Are you a planner? Do your plans work out the way you think they will:
a) most of the time
b) some of the time
I know, you don’t want to take a test today, but hang in there with me. You see, I love to plan things. Like parties. I am proud to say that I can plan a rockin’ theme party. My theme parties almost always work out the way I think they will. (I realize that ‘almost always’ isn’t one of the possibilities in the quiz. Sorry.) Theme parties are highly addictive for that very reason. My kitchen recipes almost always turn out like I think they will. It’s one of the reasons baking can be so much fun. Think about your basic chocolate chip cookie recipe…sugar, butter, vanilla, eggs, salt, flour, baking soda and chocolate chips. It’s hard to mess it up if you follow the directions. Baking definitely requires more attention where the recipe is concerned, but cooking is generally very forgiving. Ingredients can be combined based on taste or what you have on hand and generally you’ll come up with something edible.

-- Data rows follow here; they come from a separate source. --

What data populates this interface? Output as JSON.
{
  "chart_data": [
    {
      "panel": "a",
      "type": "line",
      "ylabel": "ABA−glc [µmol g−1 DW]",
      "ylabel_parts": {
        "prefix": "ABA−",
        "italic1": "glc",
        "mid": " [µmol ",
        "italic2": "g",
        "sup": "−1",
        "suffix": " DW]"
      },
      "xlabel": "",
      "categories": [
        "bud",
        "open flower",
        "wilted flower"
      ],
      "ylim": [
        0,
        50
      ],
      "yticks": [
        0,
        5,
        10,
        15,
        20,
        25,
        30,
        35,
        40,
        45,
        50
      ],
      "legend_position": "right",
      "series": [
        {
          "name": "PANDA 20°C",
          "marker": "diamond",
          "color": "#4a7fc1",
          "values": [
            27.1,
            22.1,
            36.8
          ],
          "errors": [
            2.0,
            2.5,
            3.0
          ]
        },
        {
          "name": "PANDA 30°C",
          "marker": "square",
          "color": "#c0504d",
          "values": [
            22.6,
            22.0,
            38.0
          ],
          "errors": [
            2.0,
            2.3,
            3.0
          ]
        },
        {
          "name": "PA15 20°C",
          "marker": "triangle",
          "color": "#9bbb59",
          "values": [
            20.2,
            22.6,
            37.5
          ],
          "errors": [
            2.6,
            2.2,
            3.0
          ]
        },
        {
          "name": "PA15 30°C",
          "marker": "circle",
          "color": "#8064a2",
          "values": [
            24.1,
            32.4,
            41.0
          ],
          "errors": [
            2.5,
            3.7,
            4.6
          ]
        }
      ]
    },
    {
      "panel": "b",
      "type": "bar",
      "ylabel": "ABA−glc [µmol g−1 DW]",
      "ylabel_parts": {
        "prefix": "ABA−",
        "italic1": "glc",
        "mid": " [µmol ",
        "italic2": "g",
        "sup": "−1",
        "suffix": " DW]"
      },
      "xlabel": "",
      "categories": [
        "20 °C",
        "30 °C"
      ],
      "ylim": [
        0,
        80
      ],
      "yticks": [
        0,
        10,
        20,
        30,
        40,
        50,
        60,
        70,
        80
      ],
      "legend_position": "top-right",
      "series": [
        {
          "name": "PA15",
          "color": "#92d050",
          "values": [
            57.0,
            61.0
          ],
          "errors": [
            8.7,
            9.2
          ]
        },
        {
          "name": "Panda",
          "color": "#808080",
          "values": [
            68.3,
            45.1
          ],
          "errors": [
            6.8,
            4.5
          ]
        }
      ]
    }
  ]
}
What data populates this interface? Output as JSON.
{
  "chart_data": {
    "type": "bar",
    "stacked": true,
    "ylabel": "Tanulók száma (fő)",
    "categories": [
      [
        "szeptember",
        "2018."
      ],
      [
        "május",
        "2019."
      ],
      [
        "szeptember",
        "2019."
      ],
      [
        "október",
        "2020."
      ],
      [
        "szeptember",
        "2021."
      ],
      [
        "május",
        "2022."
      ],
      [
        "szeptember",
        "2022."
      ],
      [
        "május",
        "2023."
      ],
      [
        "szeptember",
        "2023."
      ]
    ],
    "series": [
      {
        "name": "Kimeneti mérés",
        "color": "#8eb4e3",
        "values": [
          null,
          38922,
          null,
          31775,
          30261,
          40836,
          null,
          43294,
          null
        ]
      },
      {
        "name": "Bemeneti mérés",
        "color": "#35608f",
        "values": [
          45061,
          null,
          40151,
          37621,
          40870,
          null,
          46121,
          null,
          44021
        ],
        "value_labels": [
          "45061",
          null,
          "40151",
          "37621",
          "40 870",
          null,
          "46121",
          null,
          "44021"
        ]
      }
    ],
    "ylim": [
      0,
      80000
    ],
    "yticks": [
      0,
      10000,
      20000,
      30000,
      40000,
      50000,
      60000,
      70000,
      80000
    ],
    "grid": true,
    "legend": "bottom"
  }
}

Not so much with kids. You can read the ‘cookbooks’. There are hundreds of wonderful books on parenting. I’ve read a lot of them. You can do exactly what the books say but that doesn’t mean your kid will perform like the recipe in the book. This is maddening for those of us who love to plan.
You probably read the “What to Expect When You’re Expecting” books like I did. Did you want to shred yours like I did? Mine read like a book of lies. The information wasn’t necessarily incorrect…it just didn’t apply to me. My morning sickness lasted well beyond the first trimester, thus ruining the entire book for me. I skipped the chapter about c-sections because that information didn’t apply to me either. It was for women who didn’t come from super-birthing-mothers. Like me. It wasn’t in the plan. I’ll never forget when our childbirth class guest obstetrician told us that one in every three women in the room would end up having a c-section. I looked around the room and whispered to my husband with genuine compassion, “That’s really sad for them.” My plan not to plan for the unexpected slammed into my plan at 4am with a breach baby who needed an emergency c-section.
You would think that having the snot kicked out of my plans over and over and over I’d learn that my plans c) rarely go like I expect them to would teach me to STOP with the over-planning. I guess you could say I’m a slow learner. I also have to believe there’s hope for me and for others like me. There are others like me, right?
Plans aren’t bad. The desire for order is very good and given to us by the One in whose image we were made. God loves order. All we have to do is look at creation to see that he’s an expert at order. Plans get sticky when my desire to be in control supersedes God’s plan for my life or those that he’s entrusted to me. Turns out my ‘expert’ party planning skills aren’t appreciated in every aspect of our lives. Like I said, I’m a slow learner.
Our plans work best when they flow out of His plans. Jesus tells us in John 15 that we can remain in him and he will remain in us. This is what one commentary says about remaining in Jesus:
A believer is motivated by the wonder of Jesus’ love, which is patterned after the Father’s love in its quality and extent. Remain in My love might seem to be mystical but Jesus makes it very concrete. Obedience to the Father’s commands is the same for a disciple as it was for the Son (cf. 14:15, 21, 23; 1 John 2:3; 3:22, 24; 5:3). Active dependence and loving obedience are the proper paths for all of God’s children.–(Walvoord, J. F., Zuck, R. B., & Dallas Theological Seminary. (1985). The Bible Knowledge Commentary: An Exposition of the Scriptures (Jn 15:9–10). Wheaton, IL: Victor Books.)
Active dependence and loving obedience. Isn’t that what we hope to get from our kids when they’re young or maybe not so very young? Like why are we still fighting about the fact that we have to do our math every single day? Loving obedience sounds like a fairytale most of the time.
What if God’s looking for my active dependence upon HIM and looking for some loving obedience from me? What if I let go of my plan and settle into his plan? What if my plans and great expectations are setting me up for failure because they’re not dependent upon him? What if I can save myself a whole lot of drama by letting him run the show?
These are questions from a desperate mother who’s tried it her way and is fed up with the results. Maybe you’ve been there or can relate?
Apart from Jesus we can do nothing. (John 15:5)
This explains a whole lot. It also fills me with hope. I may be a slow learner, but at least I’m learning. You are too.
Thanks for hanging in there with me.